Bringing urban and rural businesses together to talk about sustainability has resulted in a raft of changes to reduce environmental impact, and interestingly has seen urban businesses looking to the rural sector for inspiration, reveals a new Urban-Rural Partnership model trialled in 2023.
Bringing urban and rural businesses together to talk about sustainability has resulted in a raft of changes to reduce environmental impact and interestingly has seen urban businesses looking to the rural sector for inspiration, reveals a new Urban-Rural Partnership model trialled in 2023.
Over six months, four rural farm businesses and four urban businesses from across Aotearoa met regularly to share their ideas and actions for creating environmental change. The project – conducted by Scarlatti and funded by Our Land and Water – asked, “If farmers could see urban groups making equal change to improve the environment, would they be more motivated to make change themselves?”
Yet the findings flipped this hypothesis on its head, with the researchers instead discovering that urban businesses in particular were motivated and inspired by their rural counterparts to make environmental changes.
“Rural businesses are protectors of the land in a way, and seeing that role that they hold and how they complete that role has been motivating for me to look at how we can improve,” says one urban participant.
Pointing to regulations and perceived expectations around sustainability and climate change action from stakeholders, consumers and the wider public, lead researcher Dana Carver says: “Rural businesses already have strong external drivers to make changes to reduce environmental impact. Many urban businesses didn’t have this pressure, and the Urban-Rural Partnership programme gave them a stronger internal motivation to be more sustainable.”
In the pilot initiative, the eight businesses met regularly to co-design outcomes and agree on equivalent actions for their own businesses that would reduce their environmental impact and benefit their communities. Through in-person and online meetings, participants shared their sustainability journeys, identified potential changes for their own businesses, and committed to implementing these changes.
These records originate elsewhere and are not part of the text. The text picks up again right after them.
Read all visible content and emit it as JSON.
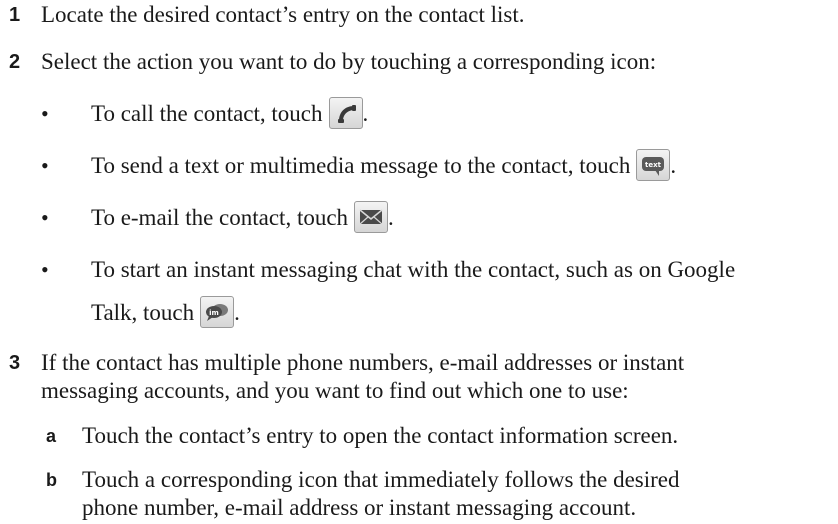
{
  "steps": [
    {
      "number": "1",
      "text": "Locate the desired contact’s entry on the contact list."
    },
    {
      "number": "2",
      "text": "Select the action you want to do by touching a corresponding icon:"
    },
    {
      "number": "3",
      "text_line1": "If the contact has multiple phone numbers, e-mail addresses or instant",
      "text_line2": "messaging accounts, and you want to find out which one to use:"
    }
  ],
  "bullets": [
    {
      "symbol": "•",
      "text": "To call the contact, touch",
      "icon": "phone-icon",
      "end": "."
    },
    {
      "symbol": "•",
      "text": "To send a text or multimedia message to the contact, touch",
      "icon": "text-message-icon",
      "icon_label": "text",
      "end": "."
    },
    {
      "symbol": "•",
      "text": "To e-mail the contact, touch",
      "icon": "envelope-icon",
      "end": "."
    },
    {
      "symbol": "•",
      "text_line1": "To start an instant messaging chat with the contact, such as on Google",
      "text_line2": "Talk, touch",
      "icon": "im-chat-icon",
      "icon_label": "im",
      "end": "."
    }
  ],
  "substeps": [
    {
      "letter": "a",
      "text": "Touch the contact’s entry to open the contact information screen."
    },
    {
      "letter": "b",
      "text_line1": "Touch a corresponding icon that immediately follows the desired",
      "text_line2": "phone number, e-mail address or instant messaging account."
    }
  ]
}
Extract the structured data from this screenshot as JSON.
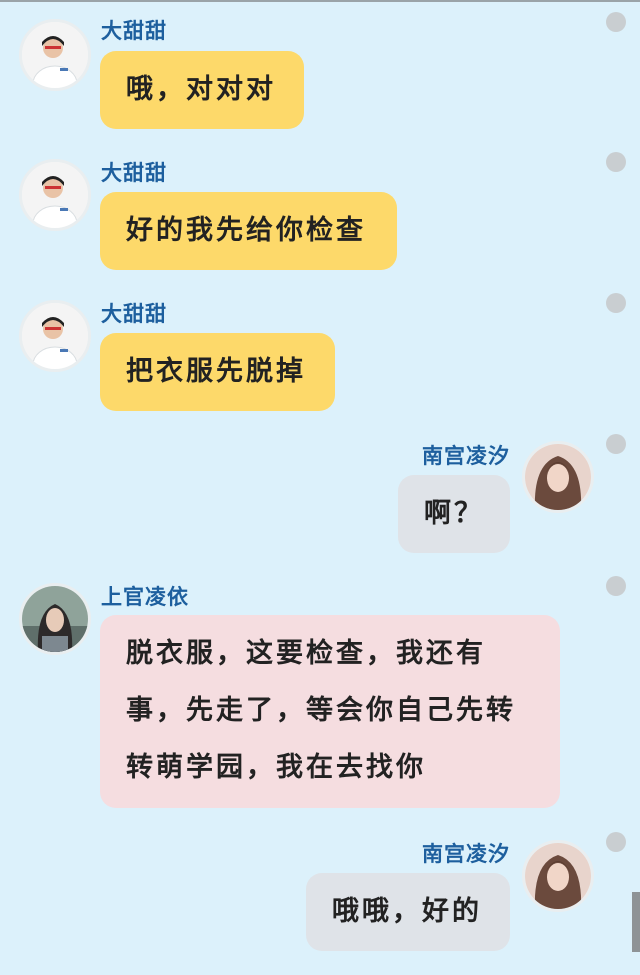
{
  "messages": [
    {
      "sender": "大甜甜",
      "side": "left",
      "text": "哦，对对对",
      "color": "#fdd96a",
      "avatar": "doctor-avatar"
    },
    {
      "sender": "大甜甜",
      "side": "left",
      "text": "好的我先给你检查",
      "color": "#fdd96a",
      "avatar": "doctor-avatar"
    },
    {
      "sender": "大甜甜",
      "side": "left",
      "text": "把衣服先脱掉",
      "color": "#fdd96a",
      "avatar": "doctor-avatar"
    },
    {
      "sender": "南宫凌汐",
      "side": "right",
      "text": "啊？",
      "color": "#dfe3e8",
      "avatar": "girl-avatar"
    },
    {
      "sender": "上官凌依",
      "side": "left",
      "text_lines": [
        "脱衣服，这要检查，我还有",
        "事，先走了，等会你自己先转",
        "转萌学园，我在去找你"
      ],
      "color": "#f5dde0",
      "avatar": "woman-avatar"
    },
    {
      "sender": "南宫凌汐",
      "side": "right",
      "text": "哦哦，好的",
      "color": "#dfe3e8",
      "avatar": "girl-avatar"
    }
  ]
}
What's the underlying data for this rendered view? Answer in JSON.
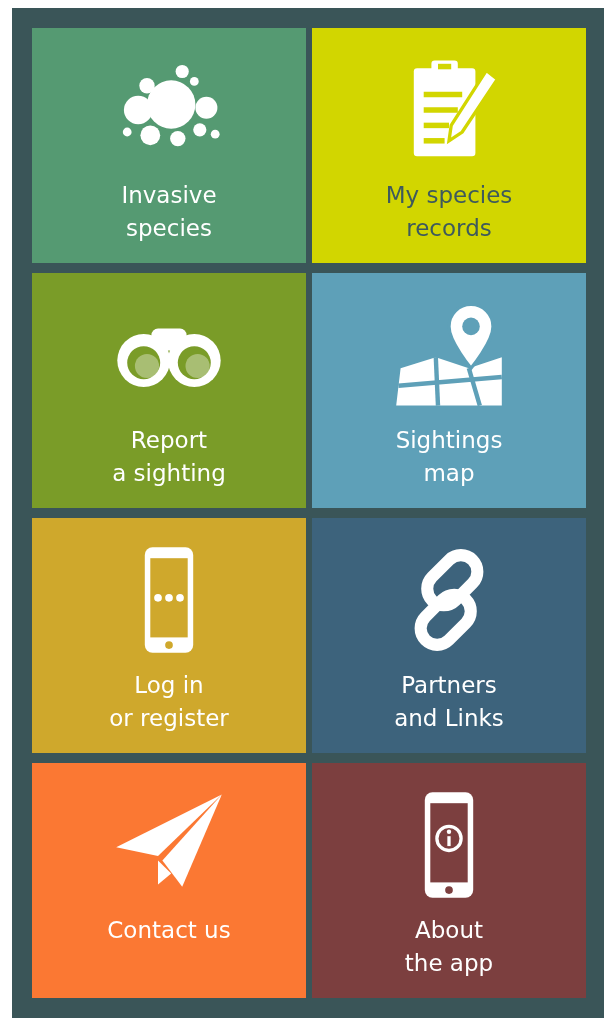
{
  "tiles": [
    {
      "label": "Invasive\nspecies",
      "color": "#559a72"
    },
    {
      "label": "My species\nrecords",
      "color": "#d2d600"
    },
    {
      "label": "Report\na sighting",
      "color": "#7a9c28"
    },
    {
      "label": "Sightings\nmap",
      "color": "#5ea0b8"
    },
    {
      "label": "Log in\nor register",
      "color": "#cfa82c"
    },
    {
      "label": "Partners\nand Links",
      "color": "#3d637c"
    },
    {
      "label": "Contact us",
      "color": "#fb7833"
    },
    {
      "label": "About\nthe app",
      "color": "#7c3f3f"
    }
  ]
}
“Rural businesses are protectors of the land in a way, and seeing that role that they hold and how they complete that role has been motivating for me to look at how we can improve”
Urban participant
As well as taking environmental action, both groups developed a stronger understanding of each other’s situation and resulted in more favourable attitudes towards farming among urban businesses. All the businesses and farms involved valued the personal connections they made through the programme.
“The one constant we have, from a rural perspective, is the lack of understanding, the lack of buy-in from rural businesses about what we’re trying to do,” explains one of the farmers involved. “By joining this [project], it gave me an opportunity to actually sit there and understand why they think the way they do, and to get them to think along to same line as us. Basically, communicating our story.”
That influence was felt beyond the eight participants, with presentations from cohort members to their own networks, features in industry publications, and social media gaining awareness for their sustainability and farming stories.
“This participatory research was designed as a replicable pilot,” says Dana. “The benefits are amplified where partnership members publicly share their experiences within their own local and industry networks.”
Based on the numbers in this pilot, Dana says annual cohorts could reach up to 420 businesses over a 10-year period who will make active change, and increase the awareness of farming and sustainability actions to another 800 – 1400 businesses.
To support networks or organisations to trial Urban-Rural Partnership groups, a free ‘how to’ guide is available from the research. It highlights that creating urban-rural groups to partner for change is likely to work best when connecting existing networks and groups of diverse businesses, including catchment groups, farmers, and regional business networks rather than starting entirely new structures.
The Urban-Rural Partnerships for Equal Change project exemplifies the power of collaboration and shared responsibility in driving environmental change. By bringing together urban businesses and farmers, the initiative not only fostered mutual understanding but also inspired tangible actions towards sustainability. Moving forward, initiatives like this have the potential to transform our we approach enabling sustainable business practice.